APPLIED PHYSICS LETTERS 95, 151503 (2009) published online 15 October 2009
Abstract: Plasma focus research in the direction of fusion energy faces the limitation of observed neutron saturation; the scaling deteriorating as storage energy E0 increases toward 1 MJ. Numerical experiments confirm this deterioration of scaling. This paper points out that the cause is the dynamic resistance of the axial phase that is constant for all plasma foci. This dynamic resistance dominates the circuit as capacitor bank surge impedance becomes insignificant at large E0, causing current, hence neutron “saturation.” With the cause thus identified, the paper also suggests a cure; to operate plasma focus at high voltages and with current-step technology.
Summary by Lerner:
Professor Lee provides a theoretical study of why earlier DPF experiments showed an apparent maximum or saturation of neutron production and how this could be overcome.
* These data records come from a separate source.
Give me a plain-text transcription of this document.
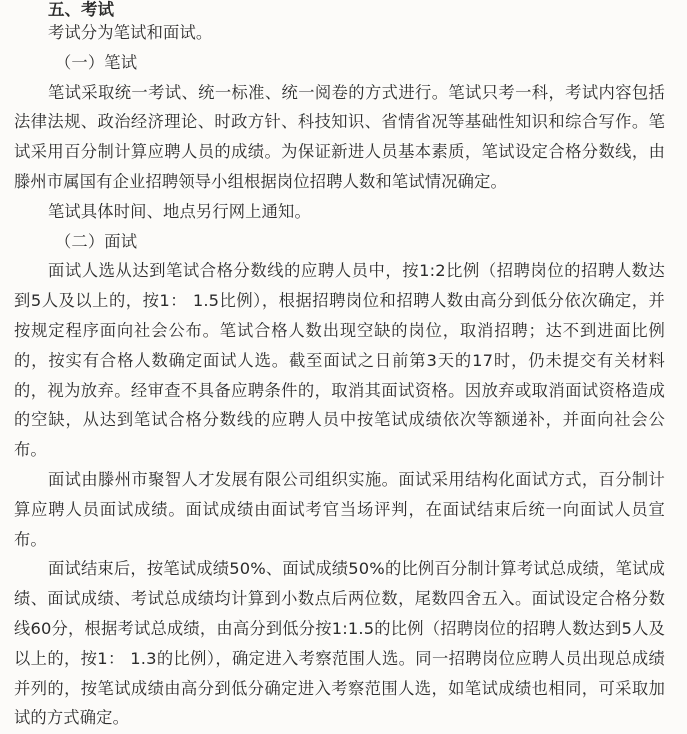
五、考试

考试分为笔试和面试。

（一）笔试

笔试采取统一考试、统一标准、统一阅卷的方式进行。笔试只考一科，考试内容包括法律法规、政治经济理论、时政方针、科技知识、省情省况等基础性知识和综合写作。笔试采用百分制计算应聘人员的成绩。为保证新进人员基本素质，笔试设定合格分数线，由滕州市属国有企业招聘领导小组根据岗位招聘人数和笔试情况确定。

笔试具体时间、地点另行网上通知。

（二）面试

面试人选从达到笔试合格分数线的应聘人员中，按1:2比例（招聘岗位的招聘人数达到5人及以上的，按1： 1.5比例），根据招聘岗位和招聘人数由高分到低分依次确定，并按规定程序面向社会公布。笔试合格人数出现空缺的岗位，取消招聘；达不到进面比例的，按实有合格人数确定面试人选。截至面试之日前第3天的17时，仍未提交有关材料的，视为放弃。经审查不具备应聘条件的，取消其面试资格。因放弃或取消面试资格造成的空缺，从达到笔试合格分数线的应聘人员中按笔试成绩依次等额递补，并面向社会公布。

面试由滕州市聚智人才发展有限公司组织实施。面试采用结构化面试方式，百分制计算应聘人员面试成绩。面试成绩由面试考官当场评判，在面试结束后统一向面试人员宣布。

面试结束后，按笔试成绩50%、面试成绩50%的比例百分制计算考试总成绩，笔试成绩、面试成绩、考试总成绩均计算到小数点后两位数，尾数四舍五入。面试设定合格分数线60分，根据考试总成绩，由高分到低分按1:1.5的比例（招聘岗位的招聘人数达到5人及以上的，按1： 1.3的比例），确定进入考察范围人选。同一招聘岗位应聘人员出现总成绩并列的，按笔试成绩由高分到低分确定进入考察范围人选，如笔试成绩也相同，可采取加试的方式确定。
Using his own group’s one-dimensional simulations of the run-down and pinch of DPFs, he shows that if capacitor banks are just built larger, with more capacitance, with longer and longer pulses, DPF electrodes will also get longer. This in turn increases the inductance, a measure of how much magnetic energy is generated by the currents between the electrodes. With more and more of the bank’s energy going to supply this magnetic energy, it becomes impossible to increase peak current beyond around 4 MA, even with huge capacitor banks of 45 MJ or more. Lee proposes the solution to this dilemma is to use capacitors operating at higher voltages. This can increase peak current without increasing pulse length.